Now we get to the intense narrative that really defines Assassin’s Creed. The pirate storyline is less Assassin oriented than Pirate, but don’t let that fool you, the game still involves Assassins. Kenway begins his journey as an assassin, and one of his best mates is an assassin – although he doesn’t discover that until later in his tale. We receive a rich tale of several real-life big name pirates – Blackbeard, Mary Read, and Charles Vane to name a few. We see the triumphant rise of piracy, and its lackluster fall as the world caught on. I can’t make much critique of this story. Multiple missions provided introductions to new game components, like underwater exploration and plantation robberies, while allowing for hours upon hours of engaging gameplay. Assassins overlapped with pirates, fusing the two worlds into an amazing entertainment experience. And at the end of my Black Flag replay I made the sober realization: This was the first game in the Assassin’s Creed series where I enjoyed the main story more than the overarching one. But why was that? For one so interested in storylines, why didn’t Black Flag check off all the boxes?
While the first person narration in Abstergo Entertainment does directly engage the player in the Assassin world, they don’t receive that rich characterization from previous titles. Melanie and John are really the only characters with which we interact. Melanie is entertaining, but she isn’t really a dynamic character. John drops creepy, mysterious hints as to his ulterior motives, but we only realize his devious nature at the end. Coworkers are all silent NPCs. I suppose I wanted more interaction with the world in which I was supposed to be invested. I want to talk to Shaun, see what icons are historically important. I long to hear Rebecca’s witty quips about “baby” and join in on her excitement at the latest technological opportunity. In becoming a character in a silent world that isn’t sided with either Templars or Assassin’s, the player becomes neutral component of the game. I actually miss the engagement we had from Assassin’s Creed III where we travelled to different modern day locations, making a difference in real time, or even the character exploration we received from Revelations, where we relived Desmond’s past with him. I just wanted something more to tie me to the war my character is (unknowingly) mediating. Now, don’t get me wrong. I still loved becoming a character in the game, hacking computers and reading secret sticky notes. It was absolutely delightful. But as much as I enjoyed it, I felt there was something missing from my experience. I want more than casual engagement in a storyline – I want to feel that sense of urgency that compels me to play both the modern and past story with equal vigor.
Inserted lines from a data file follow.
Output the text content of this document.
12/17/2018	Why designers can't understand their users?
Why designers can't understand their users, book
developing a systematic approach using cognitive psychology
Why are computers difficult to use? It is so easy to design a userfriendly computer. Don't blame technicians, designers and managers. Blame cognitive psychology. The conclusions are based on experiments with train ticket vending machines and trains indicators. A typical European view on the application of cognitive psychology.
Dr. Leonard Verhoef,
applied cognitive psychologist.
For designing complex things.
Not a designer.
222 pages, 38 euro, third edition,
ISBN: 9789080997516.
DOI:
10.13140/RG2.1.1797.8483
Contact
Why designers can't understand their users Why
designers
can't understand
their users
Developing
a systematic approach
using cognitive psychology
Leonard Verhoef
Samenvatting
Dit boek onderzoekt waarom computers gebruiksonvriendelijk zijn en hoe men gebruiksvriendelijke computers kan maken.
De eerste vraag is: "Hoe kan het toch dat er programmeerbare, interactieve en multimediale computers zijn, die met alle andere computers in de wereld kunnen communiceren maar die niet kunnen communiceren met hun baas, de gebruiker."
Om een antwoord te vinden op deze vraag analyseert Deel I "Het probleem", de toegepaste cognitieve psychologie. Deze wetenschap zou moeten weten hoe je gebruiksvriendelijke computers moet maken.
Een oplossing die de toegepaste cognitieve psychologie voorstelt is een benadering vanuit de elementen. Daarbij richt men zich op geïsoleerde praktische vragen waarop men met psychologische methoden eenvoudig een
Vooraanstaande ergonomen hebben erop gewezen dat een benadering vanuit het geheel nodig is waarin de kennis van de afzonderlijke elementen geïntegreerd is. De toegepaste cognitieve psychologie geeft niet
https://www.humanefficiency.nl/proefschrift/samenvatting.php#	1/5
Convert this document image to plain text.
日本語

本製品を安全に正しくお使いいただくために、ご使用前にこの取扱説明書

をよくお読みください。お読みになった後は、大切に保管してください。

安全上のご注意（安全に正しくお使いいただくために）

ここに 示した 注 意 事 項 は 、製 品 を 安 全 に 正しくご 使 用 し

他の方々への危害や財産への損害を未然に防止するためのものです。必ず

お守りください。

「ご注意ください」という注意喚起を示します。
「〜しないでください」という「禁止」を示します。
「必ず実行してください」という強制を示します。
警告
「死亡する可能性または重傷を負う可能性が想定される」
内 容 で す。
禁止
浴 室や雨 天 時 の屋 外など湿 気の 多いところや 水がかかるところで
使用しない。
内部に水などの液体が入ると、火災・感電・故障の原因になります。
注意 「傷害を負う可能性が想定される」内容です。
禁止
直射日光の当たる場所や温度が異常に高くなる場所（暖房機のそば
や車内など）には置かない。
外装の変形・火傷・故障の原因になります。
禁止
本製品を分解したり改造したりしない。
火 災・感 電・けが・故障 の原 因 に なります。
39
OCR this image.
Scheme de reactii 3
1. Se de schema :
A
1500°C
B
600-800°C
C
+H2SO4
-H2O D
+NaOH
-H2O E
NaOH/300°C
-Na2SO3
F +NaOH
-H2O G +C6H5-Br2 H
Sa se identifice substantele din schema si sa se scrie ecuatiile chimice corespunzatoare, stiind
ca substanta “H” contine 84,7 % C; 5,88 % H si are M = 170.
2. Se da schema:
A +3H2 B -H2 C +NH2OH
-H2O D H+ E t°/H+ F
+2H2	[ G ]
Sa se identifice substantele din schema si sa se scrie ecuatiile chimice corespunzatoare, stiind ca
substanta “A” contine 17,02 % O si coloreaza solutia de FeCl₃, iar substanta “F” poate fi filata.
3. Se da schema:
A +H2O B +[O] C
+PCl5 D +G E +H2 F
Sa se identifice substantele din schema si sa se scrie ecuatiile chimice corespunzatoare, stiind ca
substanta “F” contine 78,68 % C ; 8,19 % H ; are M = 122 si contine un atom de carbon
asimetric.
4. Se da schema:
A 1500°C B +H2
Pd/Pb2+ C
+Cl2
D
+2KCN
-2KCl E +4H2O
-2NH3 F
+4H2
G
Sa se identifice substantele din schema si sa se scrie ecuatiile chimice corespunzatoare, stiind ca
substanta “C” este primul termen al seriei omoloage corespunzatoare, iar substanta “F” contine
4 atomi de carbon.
Black Flag exceeded my expectations. The extensive open world, multiple side missions, and character engagement set the game at a much higher standard than its predecessors. Multiplayer offered more to those who were looking for it and we received a solid enough overarching plot to transition us from the Desmond era. And although I would’ve liked a richer narrative, I can’t help but applaud the stories I did experience. Regardless of my own preferences, there’s no pretending that Black Flag wasn’t a spectacular game. Ultimately, it’s Ubisoft’s dedication to improvement that keeps me coming back to Assassin’s Creed for more. They nurture artistry and innovation in their game creations, which is obvious to see in the games they produce. At the end of Black Flag, I looked forward with anticipation and glee. The series was as strong as ever.